The science of membranes and vesicles is beginning to come into its own. The reason it is important is that if the vesicle (pack of chemicals inside a membrane) or membrane of the neuron itself (where VR-1 is located) has resistance then the chemicals (neurotransmitters) don’t come out or go across. Anything which stabilizes membranes or vesicles will probably quiet the nervous system.
Latrotoxin, or black widow venom, opens pores in vesicles and causes massive outpouring of neurotransmitters, which floods the synapse, and causes so much post-synaptic response, that death can occur. Latrotoxin activates a membrane active chemical, latrophilin, which causes the membranes to leak all over the place. Knockout rats which lack latrophilin are not harmed by the chemicals which come from latrotoxin. NMDA can be viewed as a facilitator (secretagogue) of activity at the membrane, while GABA(B) can be viewed as an inhibitor.

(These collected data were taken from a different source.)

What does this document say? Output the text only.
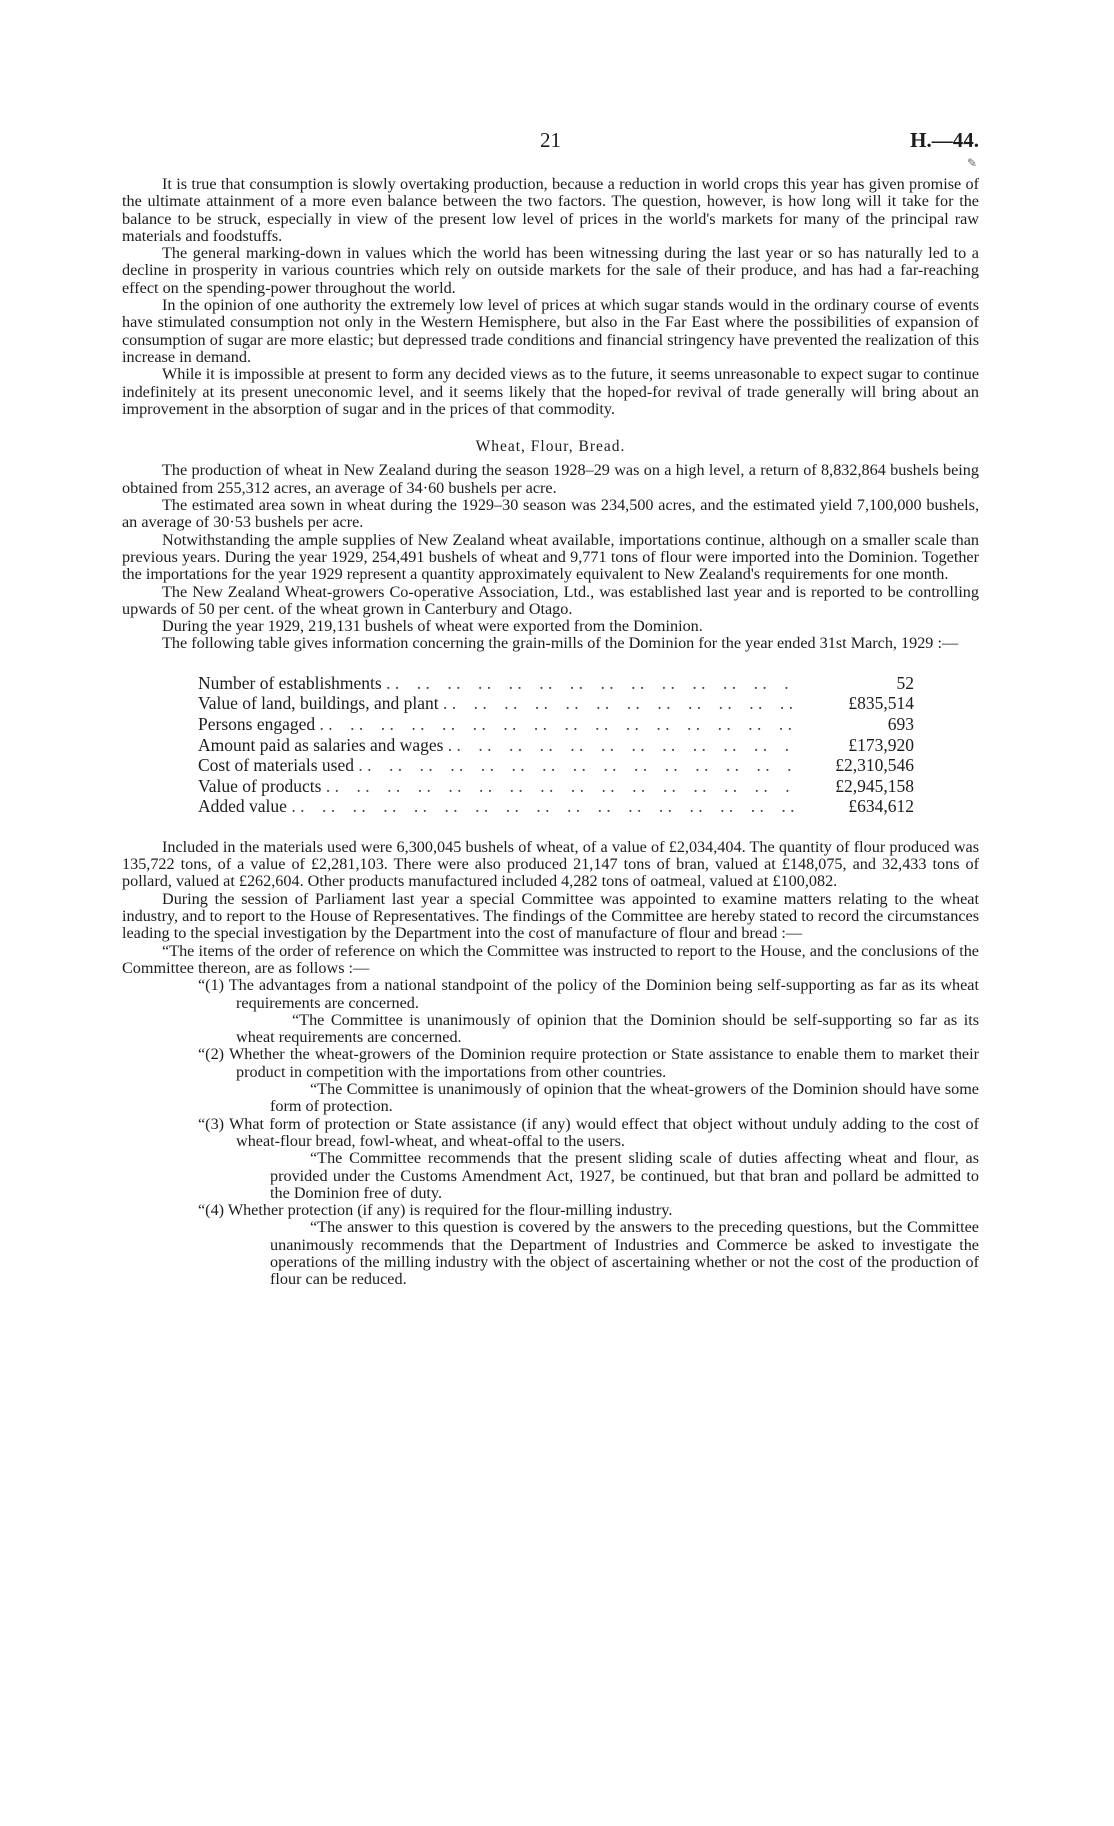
21	H.—44.
✎

It is true that consumption is slowly overtaking production, because a reduction in world crops this year has given promise of the ultimate attainment of a more even balance between the two factors. The question, however, is how long will it take for the balance to be struck, especially in view of the present low level of prices in the world's markets for many of the principal raw materials and foodstuffs.

The general marking-down in values which the world has been witnessing during the last year or so has naturally led to a decline in prosperity in various countries which rely on outside markets for the sale of their produce, and has had a far-reaching effect on the spending-power throughout the world.

In the opinion of one authority the extremely low level of prices at which sugar stands would in the ordinary course of events have stimulated consumption not only in the Western Hemisphere, but also in the Far East where the possibilities of expansion of consumption of sugar are more elastic; but depressed trade conditions and financial stringency have prevented the realization of this increase in demand.

While it is impossible at present to form any decided views as to the future, it seems unreasonable to expect sugar to continue indefinitely at its present uneconomic level, and it seems likely that the hoped-for revival of trade generally will bring about an improvement in the absorption of sugar and in the prices of that commodity.

Wheat, Flour, Bread.

The production of wheat in New Zealand during the season 1928–29 was on a high level, a return of 8,832,864 bushels being obtained from 255,312 acres, an average of 34·60 bushels per acre.

The estimated area sown in wheat during the 1929–30 season was 234,500 acres, and the estimated yield 7,100,000 bushels, an average of 30·53 bushels per acre.

Notwithstanding the ample supplies of New Zealand wheat available, importations continue, although on a smaller scale than previous years. During the year 1929, 254,491 bushels of wheat and 9,771 tons of flour were imported into the Dominion. Together the importations for the year 1929 represent a quantity approximately equivalent to New Zealand's requirements for one month.

The New Zealand Wheat-growers Co-operative Association, Ltd., was established last year and is reported to be controlling upwards of 50 per cent. of the wheat grown in Canterbury and Otago.

During the year 1929, 219,131 bushels of wheat were exported from the Dominion.

The following table gives information concerning the grain-mills of the Dominion for the year ended 31st March, 1929 :—

Number of establishments . .	52
Value of land, buildings, and plant . .	£835,514
Persons engaged . .	693
Amount paid as salaries and wages . .	£173,920
Cost of materials used . .	£2,310,546
Value of products . .	£2,945,158
Added value . .	£634,612

Included in the materials used were 6,300,045 bushels of wheat, of a value of £2,034,404. The quantity of flour produced was 135,722 tons, of a value of £2,281,103. There were also produced 21,147 tons of bran, valued at £148,075, and 32,433 tons of pollard, valued at £262,604. Other products manufactured included 4,282 tons of oatmeal, valued at £100,082.

During the session of Parliament last year a special Committee was appointed to examine matters relating to the wheat industry, and to report to the House of Representatives. The findings of the Committee are hereby stated to record the circumstances leading to the special investigation by the Department into the cost of manufacture of flour and bread :—

“The items of the order of reference on which the Committee was instructed to report to the House, and the conclusions of the Committee thereon, are as follows :—

“(1) The advantages from a national standpoint of the policy of the Dominion being self-supporting as far as its wheat requirements are concerned.

“The Committee is unanimously of opinion that the Dominion should be self-supporting so far as its wheat requirements are concerned.

“(2) Whether the wheat-growers of the Dominion require protection or State assistance to enable them to market their product in competition with the importations from other countries.

“The Committee is unanimously of opinion that the wheat-growers of the Dominion should have some form of protection.

“(3) What form of protection or State assistance (if any) would effect that object without unduly adding to the cost of wheat-flour bread, fowl-wheat, and wheat-offal to the users.

“The Committee recommends that the present sliding scale of duties affecting wheat and flour, as provided under the Customs Amendment Act, 1927, be continued, but that bran and pollard be admitted to the Dominion free of duty.

“(4) Whether protection (if any) is required for the flour-milling industry.

“The answer to this question is covered by the answers to the preceding questions, but the Committee unanimously recommends that the Department of Industries and Commerce be asked to investigate the operations of the milling industry with the object of ascertaining whether or not the cost of the production of flour can be reduced.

This research may soon be more or less obsolete clinically for chronic pain as resiniferatoxin use begins. However, over the long term, vesicle inhibiting and membrane resistance chemicals may emerge as very important. The membrane is only one site for research. Of equal importance is the ion channel itself, since the channel may have characteristics of its own which can be blocked, without resorting to block of the entire membrane.
Lidocaine is thought to block more at the membrane, while bupivicaine, more slow acting but more profound, seems to block more at the channel. Recent work (see elsewhere at this site) has not necessarily confirmed this with regard to lidocaine, but the concept still allows refinement of pain therapies. Help is on the way. Don’t give up.
*Synapse. The gap between separate neurons. The gap provides another opportunity for the signal which has moved along the axon of a nerve cell to be excited or inhibited. The general state of the nervous system, or of specific parts, is reflected in events surrounding the synapse. Much of this impact results from chemicals produced by glial cells, which surround neurons. Receptors and chemicals are being identified which impact synaptic events.